Eine vergleichbare Kontrollgruppe wurde mittels Propensity Score-Matching im Verhältnis 1:1 aus den Routinedaten der AOK Nordost gebildet. Primäres Outcome ist die Mortalität. Die Analysen basieren auf den Routinedaten der AOK Nordost, die nicht primär zum Zweck der Evaluation, sondern zur Abrechnung von in Anspruch genommenen Versorgungsleistungen erhoben werden. Im Matching-Verfahren wurden, sofern mit den Sekundärdaten möglich, alle bekannten potentiellen Confounder berücksichtigt. Es umfasst Angaben zur Soziodemographie, Risikofaktoren, Komorbiditäten, Arzneimittel, Pflegebedürftigkeit sowie Inanspruchnahme der stationären Versorgung im Jahr der Einschreibung.

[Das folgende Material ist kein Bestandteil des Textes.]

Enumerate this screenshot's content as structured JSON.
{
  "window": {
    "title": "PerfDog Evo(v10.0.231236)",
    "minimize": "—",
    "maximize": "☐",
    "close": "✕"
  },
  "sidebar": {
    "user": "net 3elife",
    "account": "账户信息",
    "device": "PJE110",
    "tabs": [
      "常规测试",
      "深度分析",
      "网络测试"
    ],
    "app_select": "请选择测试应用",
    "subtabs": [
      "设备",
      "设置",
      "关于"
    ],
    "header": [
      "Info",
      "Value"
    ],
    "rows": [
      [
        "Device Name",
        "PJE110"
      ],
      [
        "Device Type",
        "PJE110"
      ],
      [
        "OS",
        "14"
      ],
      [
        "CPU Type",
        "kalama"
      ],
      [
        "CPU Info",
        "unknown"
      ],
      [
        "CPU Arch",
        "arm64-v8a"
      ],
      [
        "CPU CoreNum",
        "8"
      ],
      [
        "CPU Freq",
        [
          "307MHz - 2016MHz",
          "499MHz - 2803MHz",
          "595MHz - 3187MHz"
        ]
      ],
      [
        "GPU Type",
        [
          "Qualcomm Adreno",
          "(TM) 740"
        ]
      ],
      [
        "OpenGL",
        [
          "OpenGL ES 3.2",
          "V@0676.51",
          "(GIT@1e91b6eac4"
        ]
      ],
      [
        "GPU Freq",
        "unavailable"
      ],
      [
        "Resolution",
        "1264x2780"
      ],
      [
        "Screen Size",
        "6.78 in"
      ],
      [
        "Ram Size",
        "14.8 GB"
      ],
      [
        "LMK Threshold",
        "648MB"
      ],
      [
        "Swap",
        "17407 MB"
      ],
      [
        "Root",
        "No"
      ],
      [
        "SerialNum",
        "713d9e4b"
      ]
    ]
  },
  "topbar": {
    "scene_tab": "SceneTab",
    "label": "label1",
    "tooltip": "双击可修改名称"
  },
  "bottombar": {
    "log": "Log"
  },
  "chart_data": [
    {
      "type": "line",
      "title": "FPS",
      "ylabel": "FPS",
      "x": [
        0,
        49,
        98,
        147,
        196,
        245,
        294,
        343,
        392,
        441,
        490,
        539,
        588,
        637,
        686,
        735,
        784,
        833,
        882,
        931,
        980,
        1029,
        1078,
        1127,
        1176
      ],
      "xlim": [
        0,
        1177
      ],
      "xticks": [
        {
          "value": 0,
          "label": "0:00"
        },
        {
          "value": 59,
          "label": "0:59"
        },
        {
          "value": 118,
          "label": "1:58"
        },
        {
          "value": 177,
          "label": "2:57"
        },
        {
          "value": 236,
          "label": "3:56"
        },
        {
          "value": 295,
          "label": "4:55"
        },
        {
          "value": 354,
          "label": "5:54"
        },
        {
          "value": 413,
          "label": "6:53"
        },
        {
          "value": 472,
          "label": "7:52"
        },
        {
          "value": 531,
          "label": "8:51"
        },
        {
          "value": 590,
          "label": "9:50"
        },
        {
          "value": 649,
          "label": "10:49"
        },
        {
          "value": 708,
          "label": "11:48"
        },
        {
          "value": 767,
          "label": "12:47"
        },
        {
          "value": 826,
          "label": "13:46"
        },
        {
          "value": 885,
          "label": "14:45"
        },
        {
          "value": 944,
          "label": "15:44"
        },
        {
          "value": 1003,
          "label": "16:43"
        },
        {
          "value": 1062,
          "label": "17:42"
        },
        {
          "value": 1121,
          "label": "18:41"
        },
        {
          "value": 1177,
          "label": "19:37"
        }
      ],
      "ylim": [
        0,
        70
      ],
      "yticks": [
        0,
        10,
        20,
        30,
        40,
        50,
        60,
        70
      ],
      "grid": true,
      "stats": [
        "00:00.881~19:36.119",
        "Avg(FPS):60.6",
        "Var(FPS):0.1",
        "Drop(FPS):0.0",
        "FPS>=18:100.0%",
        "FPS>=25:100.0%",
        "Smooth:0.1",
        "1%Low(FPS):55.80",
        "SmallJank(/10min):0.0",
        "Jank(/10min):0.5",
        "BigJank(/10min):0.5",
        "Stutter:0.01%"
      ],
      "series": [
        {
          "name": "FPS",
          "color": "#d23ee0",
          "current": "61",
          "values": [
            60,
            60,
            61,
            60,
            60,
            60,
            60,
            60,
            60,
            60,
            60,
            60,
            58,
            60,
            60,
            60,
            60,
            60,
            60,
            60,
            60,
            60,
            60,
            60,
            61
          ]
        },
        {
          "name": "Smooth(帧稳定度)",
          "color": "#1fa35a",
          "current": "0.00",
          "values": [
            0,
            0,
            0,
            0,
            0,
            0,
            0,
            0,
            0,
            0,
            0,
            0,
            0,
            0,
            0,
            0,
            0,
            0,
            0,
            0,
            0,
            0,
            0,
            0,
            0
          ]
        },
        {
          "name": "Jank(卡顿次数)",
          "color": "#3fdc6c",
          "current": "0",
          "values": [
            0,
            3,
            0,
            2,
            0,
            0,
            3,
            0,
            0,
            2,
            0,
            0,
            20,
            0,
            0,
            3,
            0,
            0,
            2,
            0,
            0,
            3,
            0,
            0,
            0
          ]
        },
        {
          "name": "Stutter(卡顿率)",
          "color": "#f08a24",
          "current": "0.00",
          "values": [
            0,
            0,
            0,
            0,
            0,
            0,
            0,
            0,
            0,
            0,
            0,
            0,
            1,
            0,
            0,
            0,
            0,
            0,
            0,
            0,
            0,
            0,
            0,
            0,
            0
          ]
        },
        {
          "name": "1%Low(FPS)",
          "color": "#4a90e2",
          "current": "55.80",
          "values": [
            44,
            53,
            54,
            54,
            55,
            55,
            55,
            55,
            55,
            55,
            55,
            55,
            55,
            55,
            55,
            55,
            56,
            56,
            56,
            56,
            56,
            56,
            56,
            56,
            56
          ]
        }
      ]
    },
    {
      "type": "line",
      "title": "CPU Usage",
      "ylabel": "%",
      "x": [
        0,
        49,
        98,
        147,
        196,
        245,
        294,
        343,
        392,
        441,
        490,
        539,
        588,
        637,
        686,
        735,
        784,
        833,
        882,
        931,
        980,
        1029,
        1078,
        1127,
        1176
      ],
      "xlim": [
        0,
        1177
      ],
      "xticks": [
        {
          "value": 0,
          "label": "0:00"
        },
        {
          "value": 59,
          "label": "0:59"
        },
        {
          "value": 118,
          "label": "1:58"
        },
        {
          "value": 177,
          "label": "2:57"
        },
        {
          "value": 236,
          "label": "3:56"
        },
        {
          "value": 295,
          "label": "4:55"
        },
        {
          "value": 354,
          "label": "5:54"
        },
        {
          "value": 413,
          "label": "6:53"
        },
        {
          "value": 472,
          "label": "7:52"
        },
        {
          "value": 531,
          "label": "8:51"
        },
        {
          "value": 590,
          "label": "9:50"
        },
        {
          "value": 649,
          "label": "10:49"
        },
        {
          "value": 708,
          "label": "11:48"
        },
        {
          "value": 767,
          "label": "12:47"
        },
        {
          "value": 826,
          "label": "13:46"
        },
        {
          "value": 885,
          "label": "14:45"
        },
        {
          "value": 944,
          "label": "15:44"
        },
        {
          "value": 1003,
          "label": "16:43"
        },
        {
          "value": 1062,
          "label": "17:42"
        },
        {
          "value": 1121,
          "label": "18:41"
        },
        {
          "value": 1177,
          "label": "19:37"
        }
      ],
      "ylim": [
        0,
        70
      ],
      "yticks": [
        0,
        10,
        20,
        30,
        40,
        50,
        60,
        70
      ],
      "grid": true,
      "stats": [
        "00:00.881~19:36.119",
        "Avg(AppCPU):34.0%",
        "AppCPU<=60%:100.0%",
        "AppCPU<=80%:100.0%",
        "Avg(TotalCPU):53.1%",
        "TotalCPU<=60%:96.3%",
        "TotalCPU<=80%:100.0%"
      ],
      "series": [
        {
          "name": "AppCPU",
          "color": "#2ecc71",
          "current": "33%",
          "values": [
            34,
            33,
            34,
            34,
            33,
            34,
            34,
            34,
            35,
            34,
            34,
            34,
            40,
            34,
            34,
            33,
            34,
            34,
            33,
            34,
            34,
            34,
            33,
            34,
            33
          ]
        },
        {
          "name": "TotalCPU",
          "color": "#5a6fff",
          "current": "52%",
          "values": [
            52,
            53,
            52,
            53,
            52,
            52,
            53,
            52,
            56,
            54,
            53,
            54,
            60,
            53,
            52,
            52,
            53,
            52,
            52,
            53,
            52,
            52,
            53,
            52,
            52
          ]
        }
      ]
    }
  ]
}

In der Sekundärdatenanalyse werden die Patienten mit ihren individuellen Personenzeiten, beginnend vom Zeitpunkt der Identifizierung bis maximal zum Beobachtungsende einbezogen (max. 4,5 Jahre).

Größerer Effekt bei älteren Patienten

Insgesamt haben sich n = 9.472 Patienten in das Betreuungsprogramm eingeschrieben. Im Mittel sind die Patienten 73 Jahre alt. 54 % sind männlich. Teilnehmende Frauen sind dabei im Durchschnitt 3,6 Jahre älter als die männlichen Teilnehmer (Frauen: 75,3 Jahre; Männer: 71,7 Jahre; p<0,001). Nach dem Matching im Verhältnis 1:1 gehen insgesamt 17.494 Patienten in die Bewertung ein.

In der Interventionsgruppe (IG) sind im Beobachtungszeitraum insgesamt n = 2.166 Patienten verstorben; in der Kontrollgruppe (KG) insgesamt n = 3.027 Patienten. In der Interventionsgruppe (IG) entspricht die Mortalitätsrate 9,1 pro 100 Personenjahre (PJ) in der IG und 13,9 pro 100 PJ in der KG (HR 0,66, 95 %-KI 0,63-0,70; p<0,001; NNT = 21). Das Geschlecht zeigt dabei keinen Einfluss auf den Effektschätzer (Männer: HR 0,67, 95 %-KI 0,62-0,72; p<0,001; Frauen: HR 0,65, 95 %-KI 0,60-0,71; p<0,001). Gemessen an dem medianen Alter von 76 Jahren ist die Effektivität bei älteren Patienten etwas höher als bei jüngeren Patienten (>76 Jahre: HR 0,63, 95 %-KI 0,59-0,68; ≤76 Jahre: HR 0,71, 95 %-KI 0,65-0,77).

Mortalität in der Interventionsgruppe um ein Drittel gesenkt

Die Bewertung des langjährigen Versorgungsprogramms zeigt auf, dass die telemedizinische Betreuung die Mortalität im Beobachtungszeitraum um ein Drittel reduziert. Ein Geschlechterunterschied zeigt sich dabei nicht. Die Evaluation basiert auf Real World Data, die nicht primär zur Bewertung von medizinischen Interventionen erhoben wurden. Daraus resultiert die Limitation, dass nicht alle relevanten Einflussfaktoren bzw. nur mit Einschränkungen berücksichtigt werden können. Sofern Interventions- und Kontrollgruppe sich systematisch in der Adhärenz unterscheiden, kann dies eine mögliche Verzerrung darstellen. Soweit bekannt, umfasst die vorliegende Untersuchung zur telemedizinischen Betreuung von Patienten mit Herzinsuffizienz die größte Teilnehmerzahl mit dem derzeit längsten Beobachtungszeitraum von bis zu 4,5 Jahren.

Die Evaluation des telemedizinischen Versorgungsprogramms bietet erstmalig die Möglichkeit, die Effektivität der telemedizinischen Betreuung von Patienten mit chronischer Herzinsuffizienz aus der Perspektive der Versorgungsrealität langfristig zu bewerten.